Na quinta-feira passada, quando o país registrava a menor média móvel de mortes desde o início da pandemia, com 1.155 óbitos, o presidente Jair Bolsonaro recebeu das mãos da médica Maria Emília Gadelha Serra um documento de 15 páginas sobre "riscos" das vacinas. O material, ao qual O GLOBO teve acesso, foi produzido por um grupo de médicos liderados por Serra e classifica os imunizantes como "produtos experimentais injetáveis". Segundo a médica, o presidente disse que analisaria o conteúdo. O GLOBO apurou que o documento já está nas mãos de técnicos do Programa Nacional de Imunização (PNI) no Ministério da Saúde. A pasta, porém, nega que o tenha recebido oficialmente.
"Entreguei ao presidente documento sobre os imunizantes e os riscos extremamente preocupantes da aplicação desses 'produtos experimentais' em grávidas, lactantes e crianças. Bolsonaro tomou conhecimento e disse que iria analisar", afirmou Serra, por mensagem.
O material, informa a médica, que postou foto no Instagram com o presidente, inclui dados extraídos do VigiMed (sistema eletrônico para a notificação de eventos adversos relacionados ao uso de medicamentos e vacinas). Graduada pela UFRJ, mestre em Otorrinolaringologia e Cirurgia de Cabeça e Pescoço pela Unifesp, Maria Emília Serra também é presidente da Sociedade Brasileira de Ozonioterapia Médica (SOBOM).
De acordo com especialistas, a aceleração da vacinação no país é a causa central da redução no número de óbitos por Covid-19. A imunização em massa é reconhecida pelo Ministério da Saúde como a principal estratégia para conter a pandemia no país. Apesar disso, são frequentes as declarações do presidente questionando a eficácia dos imunizantes. Bolsonaro destoa dos líderes mundiais ao escolher não se vacinar.
Ao longo de cerca de 15 páginas, o documento entregue ao presidente fala sobre "reações indesejadas" das vacinas e se posiciona contrariamente a um projeto que tramita no Congresso para instituir uma espécie de "passaporte da imunidade" com o objetivo de abrandar restrições a pessoas vacinadas, permitindo o acesso a eventos culturais e esportivos, por exemplo.
A última versão do documento apresentado a Bolsonaro é assinada por 241 médicos. Para se ter uma ideia, o Conselho Federal de Medicina (CFM) conta com 567.930 profissionais registrados.
Além da rejeição ao "passaporte da imunidade", os 241 médicos defendem que seja assinado um termo de consentimento por aqueles que forem se vacinar, com informações das bulas das vacinas, "uma vez que tais informações não estão sendo amplamente divulgadas ao público".
Os médicos pedem ainda notificação obrigatória dos efeitos adversos relacionados a vacinas; autópsia de pessoas que morrerem e tenham sido vacinadas; e auditoria de, no mínimo, três amostras de cada uma das vacinas aprovadas no país, por "laboratórios independentes". Os médicos listam dez laboratórios "sem conflitos de interesse com as indústrias farmacêuticas produtoras das mesmas e sem vínculos políticos".
"Gostaríamos de deixar claro que este ofício não é uma cruzada contra vacinações em geral, mas a necessária exposição de aspectos específicos, preocupantes e graves sobre as atuais ditas vacinas contra a Covid-19 que foram autorizadas em tempo recorde com tecnologias nunca antes utilizadas em massa em seres humanos e de composição, benefícios e riscos que não foram e continuam não sendo transparentes para a sociedade", diz o documento.
Ao longo do texto, no entanto, os pesquisadores levantam dúvida sobre a eficácia e a segurança dos imunizantes contra a Covid-19, argumentando que a "pressa" com que as vacinas teriam sido desenvolvidas é incompatível com "biossegurança".

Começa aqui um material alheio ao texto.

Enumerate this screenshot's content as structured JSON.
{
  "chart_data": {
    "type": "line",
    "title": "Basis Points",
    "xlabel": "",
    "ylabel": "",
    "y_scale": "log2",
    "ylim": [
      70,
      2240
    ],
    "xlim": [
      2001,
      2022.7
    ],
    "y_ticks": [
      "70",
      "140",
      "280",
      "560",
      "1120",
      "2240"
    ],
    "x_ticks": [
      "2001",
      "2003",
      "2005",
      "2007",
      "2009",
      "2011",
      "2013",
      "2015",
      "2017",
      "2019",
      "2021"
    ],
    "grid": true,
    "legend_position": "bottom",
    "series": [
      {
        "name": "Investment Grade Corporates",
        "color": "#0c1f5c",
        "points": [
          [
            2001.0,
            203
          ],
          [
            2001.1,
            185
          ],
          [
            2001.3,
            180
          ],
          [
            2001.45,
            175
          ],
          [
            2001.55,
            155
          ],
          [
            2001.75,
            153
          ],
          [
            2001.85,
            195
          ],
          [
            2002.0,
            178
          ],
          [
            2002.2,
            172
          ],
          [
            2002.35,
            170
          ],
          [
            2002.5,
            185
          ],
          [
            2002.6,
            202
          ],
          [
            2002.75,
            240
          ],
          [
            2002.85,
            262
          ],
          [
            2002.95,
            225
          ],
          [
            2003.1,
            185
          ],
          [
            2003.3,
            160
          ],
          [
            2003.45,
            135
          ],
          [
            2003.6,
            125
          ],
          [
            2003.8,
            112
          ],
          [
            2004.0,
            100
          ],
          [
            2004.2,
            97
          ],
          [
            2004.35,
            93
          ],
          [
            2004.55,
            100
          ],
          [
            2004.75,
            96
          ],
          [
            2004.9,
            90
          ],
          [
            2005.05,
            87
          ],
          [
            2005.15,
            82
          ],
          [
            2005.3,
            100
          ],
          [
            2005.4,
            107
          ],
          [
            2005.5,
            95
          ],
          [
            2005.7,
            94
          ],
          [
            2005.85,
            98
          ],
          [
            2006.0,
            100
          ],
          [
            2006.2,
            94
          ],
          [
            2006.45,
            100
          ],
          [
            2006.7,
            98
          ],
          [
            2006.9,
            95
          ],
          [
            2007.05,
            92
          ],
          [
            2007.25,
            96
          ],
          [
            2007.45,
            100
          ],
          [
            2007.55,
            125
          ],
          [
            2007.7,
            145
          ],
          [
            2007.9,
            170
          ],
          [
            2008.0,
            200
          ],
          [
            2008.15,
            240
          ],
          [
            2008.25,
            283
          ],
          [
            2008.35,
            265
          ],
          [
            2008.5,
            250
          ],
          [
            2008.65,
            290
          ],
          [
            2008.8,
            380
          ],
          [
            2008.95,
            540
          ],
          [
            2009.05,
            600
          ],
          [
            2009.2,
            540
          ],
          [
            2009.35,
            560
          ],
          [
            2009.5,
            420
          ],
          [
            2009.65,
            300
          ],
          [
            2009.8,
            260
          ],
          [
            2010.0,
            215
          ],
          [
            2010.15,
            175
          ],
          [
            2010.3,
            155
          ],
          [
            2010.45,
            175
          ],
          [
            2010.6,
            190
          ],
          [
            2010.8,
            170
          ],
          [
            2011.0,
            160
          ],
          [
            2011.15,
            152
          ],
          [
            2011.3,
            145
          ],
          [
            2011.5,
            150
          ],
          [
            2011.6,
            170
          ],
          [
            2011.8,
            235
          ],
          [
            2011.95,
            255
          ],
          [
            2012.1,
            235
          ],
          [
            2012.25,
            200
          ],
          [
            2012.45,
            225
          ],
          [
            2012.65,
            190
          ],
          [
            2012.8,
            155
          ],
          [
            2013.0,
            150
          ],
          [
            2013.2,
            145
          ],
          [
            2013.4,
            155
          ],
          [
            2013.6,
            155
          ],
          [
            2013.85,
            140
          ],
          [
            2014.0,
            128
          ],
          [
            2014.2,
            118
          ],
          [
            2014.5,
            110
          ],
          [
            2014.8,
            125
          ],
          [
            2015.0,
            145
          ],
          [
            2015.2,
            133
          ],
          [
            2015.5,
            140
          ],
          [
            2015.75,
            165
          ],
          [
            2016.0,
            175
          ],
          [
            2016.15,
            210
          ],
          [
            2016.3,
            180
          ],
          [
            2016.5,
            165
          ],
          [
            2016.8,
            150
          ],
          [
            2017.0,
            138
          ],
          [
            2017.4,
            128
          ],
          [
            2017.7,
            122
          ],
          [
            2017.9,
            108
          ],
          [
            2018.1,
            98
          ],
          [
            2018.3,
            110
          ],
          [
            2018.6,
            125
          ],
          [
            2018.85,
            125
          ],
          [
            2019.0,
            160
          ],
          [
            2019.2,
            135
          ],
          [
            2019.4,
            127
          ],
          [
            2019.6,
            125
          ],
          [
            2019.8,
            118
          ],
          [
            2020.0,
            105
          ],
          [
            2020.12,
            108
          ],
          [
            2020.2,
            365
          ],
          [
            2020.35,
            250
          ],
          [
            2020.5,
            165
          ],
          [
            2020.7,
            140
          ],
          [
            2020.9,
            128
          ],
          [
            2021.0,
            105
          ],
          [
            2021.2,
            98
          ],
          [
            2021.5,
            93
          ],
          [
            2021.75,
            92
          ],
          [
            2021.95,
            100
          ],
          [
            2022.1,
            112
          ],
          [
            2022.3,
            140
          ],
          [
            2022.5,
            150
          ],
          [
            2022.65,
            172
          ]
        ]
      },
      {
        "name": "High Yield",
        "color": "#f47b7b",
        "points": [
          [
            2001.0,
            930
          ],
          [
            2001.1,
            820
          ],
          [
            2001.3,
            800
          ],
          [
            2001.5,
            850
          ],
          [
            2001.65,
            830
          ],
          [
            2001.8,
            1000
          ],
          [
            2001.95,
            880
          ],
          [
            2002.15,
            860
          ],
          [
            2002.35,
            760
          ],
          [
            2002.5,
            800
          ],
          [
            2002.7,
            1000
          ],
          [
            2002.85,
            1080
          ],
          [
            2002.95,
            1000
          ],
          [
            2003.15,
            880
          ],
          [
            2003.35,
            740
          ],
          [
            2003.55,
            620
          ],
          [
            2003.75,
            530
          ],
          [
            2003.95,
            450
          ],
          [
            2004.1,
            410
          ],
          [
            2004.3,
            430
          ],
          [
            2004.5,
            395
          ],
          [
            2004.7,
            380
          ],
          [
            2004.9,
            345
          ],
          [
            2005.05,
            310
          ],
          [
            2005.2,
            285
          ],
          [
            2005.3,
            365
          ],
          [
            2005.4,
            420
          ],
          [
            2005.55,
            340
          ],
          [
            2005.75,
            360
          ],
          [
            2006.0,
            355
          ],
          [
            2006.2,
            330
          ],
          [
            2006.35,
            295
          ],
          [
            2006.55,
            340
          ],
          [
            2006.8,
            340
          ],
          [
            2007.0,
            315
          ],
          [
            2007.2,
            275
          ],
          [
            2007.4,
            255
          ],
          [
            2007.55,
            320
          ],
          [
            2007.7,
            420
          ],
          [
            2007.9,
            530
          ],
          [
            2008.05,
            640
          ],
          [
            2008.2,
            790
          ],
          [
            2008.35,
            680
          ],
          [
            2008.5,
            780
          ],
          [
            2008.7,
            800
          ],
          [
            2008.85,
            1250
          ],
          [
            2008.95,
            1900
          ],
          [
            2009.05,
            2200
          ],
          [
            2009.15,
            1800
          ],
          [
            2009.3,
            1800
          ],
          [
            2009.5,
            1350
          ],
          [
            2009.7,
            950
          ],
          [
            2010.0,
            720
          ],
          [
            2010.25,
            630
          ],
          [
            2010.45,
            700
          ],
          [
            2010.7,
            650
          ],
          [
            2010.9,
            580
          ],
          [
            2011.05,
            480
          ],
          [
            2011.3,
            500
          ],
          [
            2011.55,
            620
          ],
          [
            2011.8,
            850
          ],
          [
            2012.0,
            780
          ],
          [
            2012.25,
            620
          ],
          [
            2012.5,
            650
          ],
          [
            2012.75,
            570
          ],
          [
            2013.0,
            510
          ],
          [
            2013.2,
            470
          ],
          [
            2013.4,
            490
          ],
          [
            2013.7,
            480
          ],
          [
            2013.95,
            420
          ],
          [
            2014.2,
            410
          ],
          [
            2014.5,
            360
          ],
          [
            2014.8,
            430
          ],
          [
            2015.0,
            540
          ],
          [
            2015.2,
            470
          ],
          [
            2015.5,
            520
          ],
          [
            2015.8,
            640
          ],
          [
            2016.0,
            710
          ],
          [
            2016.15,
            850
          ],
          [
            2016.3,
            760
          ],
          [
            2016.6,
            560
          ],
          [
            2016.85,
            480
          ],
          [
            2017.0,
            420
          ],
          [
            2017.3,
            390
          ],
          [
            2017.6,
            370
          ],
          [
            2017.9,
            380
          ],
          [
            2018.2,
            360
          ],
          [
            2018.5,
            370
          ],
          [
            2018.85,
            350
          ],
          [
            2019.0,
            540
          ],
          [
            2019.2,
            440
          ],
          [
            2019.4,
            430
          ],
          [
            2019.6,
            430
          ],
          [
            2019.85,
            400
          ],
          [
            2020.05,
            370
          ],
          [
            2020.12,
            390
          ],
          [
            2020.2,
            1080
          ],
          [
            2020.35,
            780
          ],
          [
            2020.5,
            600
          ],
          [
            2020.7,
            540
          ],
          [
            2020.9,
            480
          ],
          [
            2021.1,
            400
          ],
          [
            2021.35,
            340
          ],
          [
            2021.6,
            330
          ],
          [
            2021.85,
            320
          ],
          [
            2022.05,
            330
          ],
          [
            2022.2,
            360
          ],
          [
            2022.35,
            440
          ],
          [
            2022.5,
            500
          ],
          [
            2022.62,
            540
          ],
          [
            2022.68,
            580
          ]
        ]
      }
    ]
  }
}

Atualmente, quatro vacinas são utilizadas pelo PNI para imunizar a população brasileira (Pfizer, Janssen, CoronaVac e Oxford/AstraZeneca) e todas elas passaram pelo crivo da agência antes de serem disponibilizadas à população. A ampla análise da Anvisa considerou não só informações sobre eficácia, mas também sobre a segurança dos imunizantes. Apesar disso, além de entregar os documentos contrários à vacina da Covid-19 ao presidente, os médicos enviaram o conteúdo ao Poder Judiciário e ao Ministério Público.